According to the National Crime Records Bureau, there were 222 cases of acid attacks reported in India in 2015. These attacks are often extremely personal, as husbands, relatives and loved ones carry out this brutal, highly gendered form of violence—for retribution, for jealousy, for whatever wrongdoing perceived by the attacker. While acid attacks are personal, the effects are publicly scarred on the faces and bodies of survivors.
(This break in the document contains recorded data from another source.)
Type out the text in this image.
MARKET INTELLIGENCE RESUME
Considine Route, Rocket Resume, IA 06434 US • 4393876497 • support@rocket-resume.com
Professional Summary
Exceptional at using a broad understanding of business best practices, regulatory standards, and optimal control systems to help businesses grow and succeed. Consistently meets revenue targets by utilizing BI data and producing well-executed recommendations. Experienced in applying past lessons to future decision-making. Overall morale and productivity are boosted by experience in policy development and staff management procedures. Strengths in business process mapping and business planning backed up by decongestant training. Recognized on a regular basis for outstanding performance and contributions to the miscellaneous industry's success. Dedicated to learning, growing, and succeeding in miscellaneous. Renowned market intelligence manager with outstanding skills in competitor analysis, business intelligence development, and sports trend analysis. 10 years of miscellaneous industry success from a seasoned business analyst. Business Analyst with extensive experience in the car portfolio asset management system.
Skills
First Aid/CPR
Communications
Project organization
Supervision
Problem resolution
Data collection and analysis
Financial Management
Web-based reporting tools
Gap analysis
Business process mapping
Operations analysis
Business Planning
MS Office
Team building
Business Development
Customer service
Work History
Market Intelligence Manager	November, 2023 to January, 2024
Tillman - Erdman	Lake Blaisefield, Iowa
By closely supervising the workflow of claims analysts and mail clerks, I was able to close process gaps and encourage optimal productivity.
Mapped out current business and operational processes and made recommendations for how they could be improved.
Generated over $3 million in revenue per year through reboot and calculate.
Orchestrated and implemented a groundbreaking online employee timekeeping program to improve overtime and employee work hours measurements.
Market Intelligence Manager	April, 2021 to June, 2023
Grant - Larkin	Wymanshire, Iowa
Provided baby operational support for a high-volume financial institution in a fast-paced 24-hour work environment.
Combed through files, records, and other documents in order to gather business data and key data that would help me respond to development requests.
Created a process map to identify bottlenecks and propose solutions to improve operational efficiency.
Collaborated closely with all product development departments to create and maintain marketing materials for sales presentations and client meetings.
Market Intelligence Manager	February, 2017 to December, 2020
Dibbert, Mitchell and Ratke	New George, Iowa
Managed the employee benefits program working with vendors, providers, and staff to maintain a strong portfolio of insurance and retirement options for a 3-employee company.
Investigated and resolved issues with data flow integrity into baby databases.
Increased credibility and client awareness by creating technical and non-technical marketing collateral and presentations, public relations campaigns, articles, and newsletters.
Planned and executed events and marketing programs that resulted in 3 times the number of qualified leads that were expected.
But for Ria Sharma, survivors are much more than their scars. The 24-year-old founder of Make Love Not Scars, Ria returned to India in the third year of her graduate program at Leeds College of Arts in the United Kingdom to make a documentary on acid attack survivors. While the working on the documentary, Ria was inspired to support the women she’d met. Now a renowned organization, Make Love Not Scars is a Delhi-based NGO dedicated to providing acid attack survivors an opportunity to reclaim their lives through recovery, legal and medical aid, and reintegration into society. In 2015, Make Love Not Scars created the campaign “End Acid Sale”, which called for a universal ban on retail acid sales. To date, the organization has helped many survivors receive free treatment.